Nervy people may be more at risk of aggressive cancer, new research suggests.
Scientists found that anxious mice were worse affected by skin tumours than less fearful animals.
Stressed and worried humans could be susceptible in the same way, they believe.
Researchers in the US first identified laboratory mice with nervous personalities that avoided the dark or open spaces.
The hairless animals were then exposed to ultra violet radiation at levels equivalent to those experienced by humans who spend too long in the sun.
After a few months, the mice developed skin tumours -- as did a group of non-anxious mice.
The difference was that the nervy mice grew more tumours, and only they went on to develop invasive skin cancer.

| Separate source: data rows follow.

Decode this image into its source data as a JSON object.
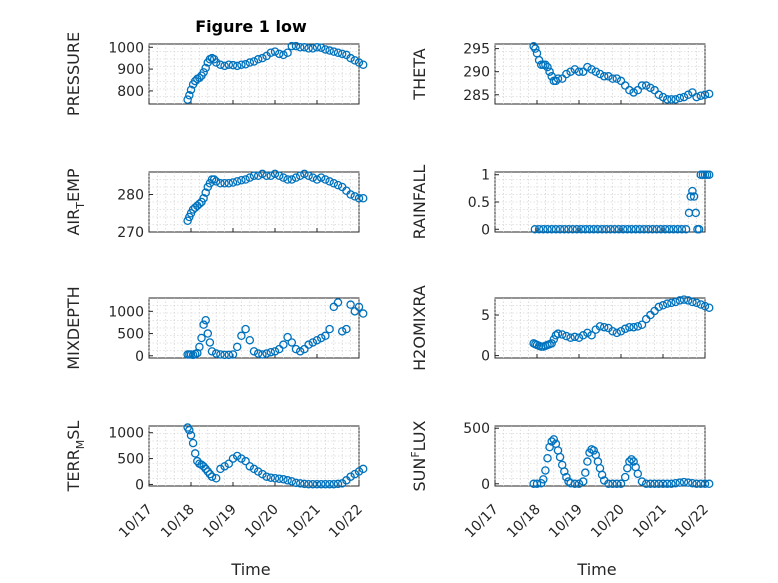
{
  "chart_data": [
    {
      "type": "scatter",
      "title": "Figure 1 low",
      "ylabel": "PRESSURE",
      "ylim": [
        740,
        1015
      ],
      "yticks": [
        800,
        900,
        1000
      ],
      "x": [
        0.92,
        0.96,
        1.0,
        1.05,
        1.1,
        1.15,
        1.2,
        1.25,
        1.3,
        1.35,
        1.4,
        1.45,
        1.5,
        1.55,
        1.6,
        1.7,
        1.8,
        1.9,
        2.0,
        2.1,
        2.2,
        2.3,
        2.4,
        2.5,
        2.6,
        2.7,
        2.8,
        2.9,
        3.0,
        3.1,
        3.2,
        3.3,
        3.4,
        3.5,
        3.6,
        3.7,
        3.8,
        3.9,
        4.0,
        4.1,
        4.2,
        4.3,
        4.4,
        4.5,
        4.6,
        4.7,
        4.8,
        4.9,
        5.0,
        5.1
      ],
      "y": [
        760,
        780,
        805,
        830,
        845,
        855,
        860,
        870,
        885,
        905,
        930,
        945,
        950,
        945,
        930,
        920,
        915,
        920,
        918,
        915,
        920,
        922,
        930,
        935,
        945,
        950,
        960,
        975,
        980,
        970,
        965,
        975,
        1005,
        1005,
        1000,
        1000,
        995,
        995,
        1000,
        998,
        990,
        985,
        980,
        975,
        970,
        965,
        950,
        940,
        930,
        920
      ]
    },
    {
      "type": "scatter",
      "title": "",
      "ylabel": "THETA",
      "ylim": [
        283,
        296
      ],
      "yticks": [
        285,
        290,
        295
      ],
      "x": [
        0.92,
        0.96,
        1.0,
        1.05,
        1.1,
        1.15,
        1.2,
        1.25,
        1.3,
        1.35,
        1.4,
        1.45,
        1.5,
        1.6,
        1.7,
        1.8,
        1.9,
        2.0,
        2.1,
        2.2,
        2.3,
        2.4,
        2.5,
        2.6,
        2.7,
        2.8,
        2.9,
        3.0,
        3.1,
        3.2,
        3.3,
        3.4,
        3.5,
        3.6,
        3.7,
        3.8,
        3.9,
        4.0,
        4.1,
        4.2,
        4.3,
        4.4,
        4.5,
        4.6,
        4.7,
        4.8,
        4.9,
        5.0,
        5.1
      ],
      "y": [
        295.5,
        295,
        294,
        292.5,
        291.5,
        291.5,
        291.5,
        291,
        290,
        289,
        288,
        288,
        288.5,
        288.5,
        289.5,
        290,
        290.5,
        290,
        290,
        291,
        290.5,
        290,
        289.5,
        289,
        289,
        288.5,
        288.5,
        288,
        287,
        286,
        285.5,
        286,
        287,
        287,
        286.5,
        286,
        285,
        284.5,
        284,
        284,
        284,
        284.3,
        284.5,
        285,
        285.5,
        284.5,
        284.8,
        285,
        285.2
      ]
    },
    {
      "type": "scatter",
      "title": "",
      "ylabel": "AIR_TEMP",
      "ylim": [
        270,
        286
      ],
      "yticks": [
        270,
        280
      ],
      "x": [
        0.92,
        0.96,
        1.0,
        1.05,
        1.1,
        1.15,
        1.2,
        1.25,
        1.3,
        1.35,
        1.4,
        1.45,
        1.5,
        1.55,
        1.6,
        1.7,
        1.8,
        1.9,
        2.0,
        2.1,
        2.2,
        2.3,
        2.4,
        2.5,
        2.6,
        2.7,
        2.8,
        2.9,
        3.0,
        3.1,
        3.2,
        3.3,
        3.4,
        3.5,
        3.6,
        3.7,
        3.8,
        3.9,
        4.0,
        4.1,
        4.2,
        4.3,
        4.4,
        4.5,
        4.6,
        4.7,
        4.8,
        4.9,
        5.0,
        5.1
      ],
      "y": [
        273,
        274,
        275,
        276,
        276.5,
        277,
        277.5,
        278,
        279,
        280.5,
        282,
        283,
        284,
        284,
        283.5,
        283,
        283,
        283,
        283.2,
        283.5,
        283.8,
        284,
        284.5,
        285,
        285,
        285.5,
        285,
        285,
        285.5,
        285,
        284.5,
        284,
        284,
        284.5,
        285,
        285.5,
        285,
        284.5,
        284,
        284.5,
        284,
        283.5,
        283,
        282.5,
        282,
        281,
        280,
        279.5,
        279,
        279
      ]
    },
    {
      "type": "scatter",
      "title": "",
      "ylabel": "RAINFALL",
      "ylim": [
        -0.05,
        1.05
      ],
      "yticks": [
        0,
        0.5,
        1
      ],
      "x": [
        0.95,
        1.05,
        1.15,
        1.25,
        1.35,
        1.45,
        1.55,
        1.65,
        1.75,
        1.85,
        1.95,
        2.05,
        2.15,
        2.25,
        2.35,
        2.45,
        2.55,
        2.65,
        2.75,
        2.85,
        2.95,
        3.05,
        3.15,
        3.25,
        3.35,
        3.45,
        3.55,
        3.65,
        3.75,
        3.85,
        3.95,
        4.05,
        4.15,
        4.25,
        4.35,
        4.45,
        4.55,
        4.62,
        4.66,
        4.7,
        4.74,
        4.78,
        4.82,
        4.86,
        4.9,
        4.95,
        5.0,
        5.05,
        5.1
      ],
      "y": [
        0,
        0,
        0,
        0,
        0,
        0,
        0,
        0,
        0,
        0,
        0,
        0,
        0,
        0,
        0,
        0,
        0,
        0,
        0,
        0,
        0,
        0,
        0,
        0,
        0,
        0,
        0,
        0,
        0,
        0,
        0,
        0,
        0,
        0,
        0,
        0,
        0,
        0.3,
        0.6,
        0.7,
        0.6,
        0.3,
        0,
        0,
        1,
        1,
        1,
        1,
        1
      ]
    },
    {
      "type": "scatter",
      "title": "",
      "ylabel": "MIXDEPTH",
      "ylim": [
        -50,
        1300
      ],
      "yticks": [
        0,
        500,
        1000
      ],
      "x": [
        0.92,
        0.96,
        1.0,
        1.05,
        1.1,
        1.15,
        1.2,
        1.25,
        1.3,
        1.35,
        1.4,
        1.45,
        1.5,
        1.6,
        1.7,
        1.8,
        1.9,
        2.0,
        2.1,
        2.2,
        2.3,
        2.4,
        2.5,
        2.6,
        2.7,
        2.8,
        2.9,
        3.0,
        3.1,
        3.2,
        3.3,
        3.4,
        3.5,
        3.6,
        3.7,
        3.8,
        3.9,
        4.0,
        4.1,
        4.2,
        4.3,
        4.4,
        4.5,
        4.6,
        4.7,
        4.8,
        4.9,
        5.0,
        5.1
      ],
      "y": [
        30,
        30,
        30,
        20,
        40,
        60,
        200,
        400,
        700,
        800,
        500,
        300,
        100,
        50,
        30,
        20,
        20,
        30,
        200,
        450,
        600,
        350,
        100,
        50,
        30,
        50,
        80,
        100,
        150,
        250,
        420,
        300,
        150,
        100,
        150,
        250,
        300,
        350,
        400,
        450,
        600,
        1100,
        1200,
        550,
        600,
        1150,
        1000,
        1100,
        950
      ]
    },
    {
      "type": "scatter",
      "title": "",
      "ylabel": "H2OMIXRA",
      "ylim": [
        -0.3,
        7.1
      ],
      "yticks": [
        0,
        5
      ],
      "x": [
        0.92,
        0.96,
        1.0,
        1.05,
        1.1,
        1.15,
        1.2,
        1.25,
        1.3,
        1.35,
        1.4,
        1.45,
        1.5,
        1.6,
        1.7,
        1.8,
        1.9,
        2.0,
        2.1,
        2.2,
        2.3,
        2.4,
        2.5,
        2.6,
        2.7,
        2.8,
        2.9,
        3.0,
        3.1,
        3.2,
        3.3,
        3.4,
        3.5,
        3.6,
        3.7,
        3.8,
        3.9,
        4.0,
        4.1,
        4.2,
        4.3,
        4.4,
        4.5,
        4.6,
        4.7,
        4.8,
        4.9,
        5.0,
        5.1
      ],
      "y": [
        1.5,
        1.4,
        1.3,
        1.2,
        1.1,
        1.1,
        1.2,
        1.3,
        1.4,
        1.5,
        2.0,
        2.5,
        2.7,
        2.6,
        2.4,
        2.2,
        2.3,
        2.2,
        2.5,
        2.8,
        2.5,
        3.2,
        3.6,
        3.5,
        3.4,
        3.0,
        2.8,
        3.0,
        3.3,
        3.5,
        3.5,
        3.6,
        3.8,
        4.5,
        5.0,
        5.5,
        6.0,
        6.2,
        6.4,
        6.5,
        6.6,
        6.8,
        6.9,
        6.8,
        6.6,
        6.5,
        6.3,
        6.1,
        5.9
      ]
    },
    {
      "type": "scatter",
      "title": "",
      "ylabel": "TERR_MSL",
      "ylim": [
        -30,
        1130
      ],
      "yticks": [
        0,
        500,
        1000
      ],
      "x": [
        0.92,
        0.96,
        1.0,
        1.05,
        1.1,
        1.15,
        1.2,
        1.25,
        1.3,
        1.35,
        1.4,
        1.45,
        1.5,
        1.6,
        1.7,
        1.8,
        1.9,
        2.0,
        2.1,
        2.2,
        2.3,
        2.4,
        2.5,
        2.6,
        2.7,
        2.8,
        2.9,
        3.0,
        3.1,
        3.2,
        3.3,
        3.4,
        3.5,
        3.6,
        3.7,
        3.8,
        3.9,
        4.0,
        4.1,
        4.2,
        4.3,
        4.4,
        4.5,
        4.6,
        4.7,
        4.8,
        4.9,
        5.0,
        5.1
      ],
      "y": [
        1100,
        1050,
        950,
        800,
        600,
        450,
        400,
        380,
        350,
        300,
        250,
        200,
        150,
        120,
        300,
        350,
        400,
        500,
        550,
        500,
        450,
        350,
        300,
        250,
        200,
        150,
        130,
        120,
        110,
        100,
        80,
        60,
        30,
        20,
        10,
        5,
        5,
        5,
        5,
        5,
        5,
        5,
        10,
        20,
        80,
        150,
        200,
        250,
        300
      ]
    },
    {
      "type": "scatter",
      "title": "",
      "ylabel": "SUN_FLUX",
      "ylim": [
        -20,
        520
      ],
      "yticks": [
        0,
        500
      ],
      "x": [
        0.92,
        1.0,
        1.1,
        1.15,
        1.2,
        1.25,
        1.3,
        1.35,
        1.4,
        1.45,
        1.5,
        1.55,
        1.6,
        1.65,
        1.7,
        1.75,
        1.8,
        1.9,
        2.0,
        2.1,
        2.15,
        2.2,
        2.25,
        2.3,
        2.35,
        2.4,
        2.45,
        2.5,
        2.55,
        2.6,
        2.7,
        2.8,
        2.9,
        3.0,
        3.1,
        3.15,
        3.2,
        3.25,
        3.3,
        3.35,
        3.4,
        3.5,
        3.6,
        3.7,
        3.8,
        3.9,
        4.0,
        4.1,
        4.2,
        4.3,
        4.4,
        4.5,
        4.6,
        4.7,
        4.8,
        4.9,
        5.0,
        5.1
      ],
      "y": [
        0,
        0,
        5,
        40,
        120,
        230,
        330,
        380,
        400,
        360,
        300,
        240,
        170,
        110,
        60,
        20,
        5,
        0,
        0,
        20,
        100,
        200,
        280,
        310,
        300,
        260,
        200,
        140,
        80,
        30,
        0,
        0,
        0,
        0,
        60,
        140,
        200,
        220,
        200,
        150,
        90,
        20,
        0,
        0,
        0,
        0,
        0,
        0,
        0,
        5,
        10,
        15,
        10,
        5,
        0,
        0,
        0,
        0
      ]
    }
  ],
  "xlabel": "Time",
  "xticks": [
    "10/17",
    "10/18",
    "10/19",
    "10/20",
    "10/21",
    "10/22"
  ],
  "xlim": [
    0,
    5
  ]
}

The research appears in the online journal Public Library of Science.
Lead author Dr Firdaus Dhabhar, from Stanford University Medical Centre in California, said: "It's bad enough that cancer diagnosis and treatment generates stress and anxiety, but this study shows that anxiety and stress can accelerate cancer progression, thus perpetuating a vicious cycle.
"The goal is to ameliorate or eliminate the effects of anxiety and chronic stress, at least at the time of cancer diagnosis and during treatment."
Chronic stress has already been linked to cancer and other problems. But the latest study is said to be the first to show a biological connection between having an anxious disposition and greater threat from cancer.